The GOP's Race To The Bottom, Con't

House Speaker David Ralston Friday named as one of his committee chairs a state representative who opposed the erection of a statue to the Rev. Martin Luther King Jr. on the grounds of the State Capitol and said the Ku Klux Klan made “people straighten up.

Rep. Tommy Benton, R-Jefferson, will chair the House Retirement Committee, which oversees the retirement funds for Georgia teachers and state employees.

“The speaker’s philosophy is that people deserve a second chance and that’s what he has given Chairman Benton,” said House spokesman Kaleb McMichen. Benton did not respond to requests for comment.

The announcement of Benton as chairman of the House Retirement Committee comes as the state prepares to observe the 90th anniversary of King’s birth on Monday.

Ralston, R-Blue Ridge, stripped Benton of his chairmanship of the Human Relations and Aging Committee in June 2017 after Benton distributed an article to his House colleagues titled “The Absurdity of Slavery as the Cause of the War Between the States.” Ralston also removed Benton from a civics education study committee, despite having just named him to it.

The article was just one in a string of provocative comments or legislative proposals from the retired high school history teacher from Jackson County, 60 miles northeast of Atlanta. In 2016, Benton drew national condemnation for claiming the Klan “was not so much a racist thing, but a vigilante thing to keep law and order.”

“It made a lot of people straighten up,” he told The Atlanta Journal-Constitution. “I’m not saying what they did was right. It’s just the way things were.”

We just have to give these racist losers a second chance, and a third, and a fourth and forever and ever.

Lt. Gov. Justin Fairfax, only the second African American elected to statewide office in Virginia, briefly bowed out of his duties in the state Senate on Friday in protest of a tribute to Confederate Gen. Robert E. Lee.

Fairfax (D), who normally presides over Richmond’s upper chamber, stepped off the dais and let a Republican wield the gavel while Sen. Richard H. Stuart (R-King George) marked Lee’s 212th birthday with praise for “a great Virginian and a great American.”

“I believe there are certain people in history we should honor that way in the Senate . . . and I don’t believe that he is one of them,” Fairfax, a descendant of slaves, said in an interview afterward . “I think it’s very divisive to do what was done there, particularly in light of the history that we’re now commemorating — 400 years since the first enslaved Africans came to the commonwealth of Virginia.

“And to do that in this year in particular was very hurtful to a lot of people,” Fairfax said. “It does not move us forward, it does not bring us together. And so I wanted to do my part to make it clear that I don’t condone it.”

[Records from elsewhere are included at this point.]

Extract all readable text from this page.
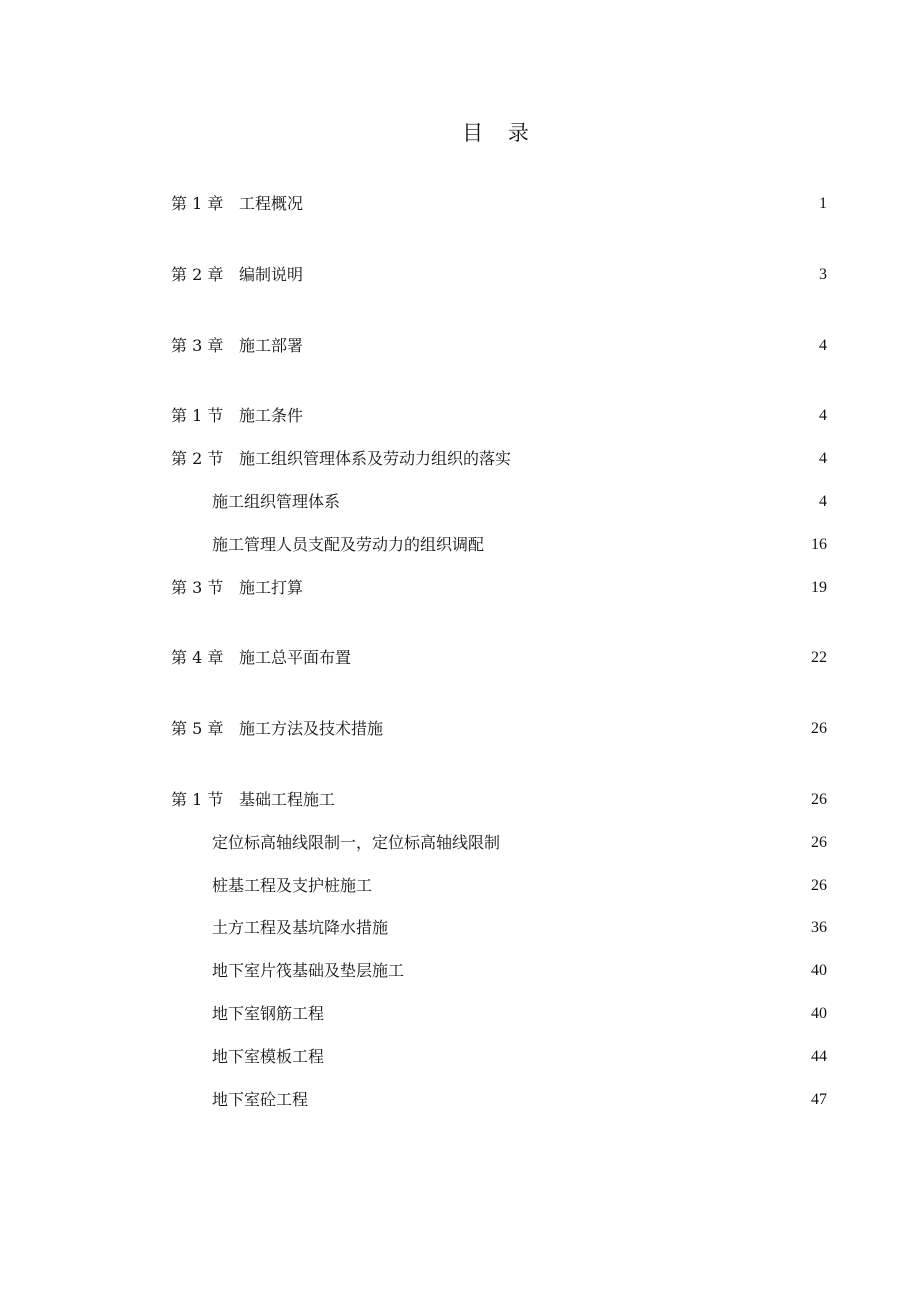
目 录
第 1 章 工程概况	1
第 2 章 编制说明	3
第 3 章 施工部署	4
第 1 节 施工条件	4
第 2 节 施工组织管理体系及劳动力组织的落实	4
施工组织管理体系	4
施工管理人员支配及劳动力的组织调配	16
第 3 节 施工打算	19
第 4 章 施工总平面布置	22
第 5 章 施工方法及技术措施	26
第 1 节 基础工程施工	26
定位标高轴线限制一，定位标高轴线限制	26
桩基工程及支护桩施工	26
土方工程及基坑降水措施	36
地下室片筏基础及垫层施工	40
地下室钢筋工程	40
地下室模板工程	44
地下室砼工程	47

Heaping praise on Lee is nothing unusual in the former capital of the Confederacy. For most of the United States, Friday was the last workday before the Martin Luther King Jr. Day holiday weekend. In Virginia, it was a state holiday: Lee-Jackson Day.

The General Assembly works through both the Lee-Jackson and MLK holidays, and elected officials from both parties have traditionally used the occasions to tip their hats to the Confederates and King alike. Comedian Stephen Colbert lampooned the Virginia Senate in 2013 for adjourning its MLK Day session in honor of Confederate Gen. Thomas “Stonewall” Jackson — on a motion from a Democrat, state Sen. R. Creigh Deeds of Bath.

But they were good people, I hear.

No, they were slaveowners.  Your ancestors owned my ancestors.  And we still celebrate that at the state government level in multiple states in 2019, because racism in America hasn't really changed that much at all in 400 years.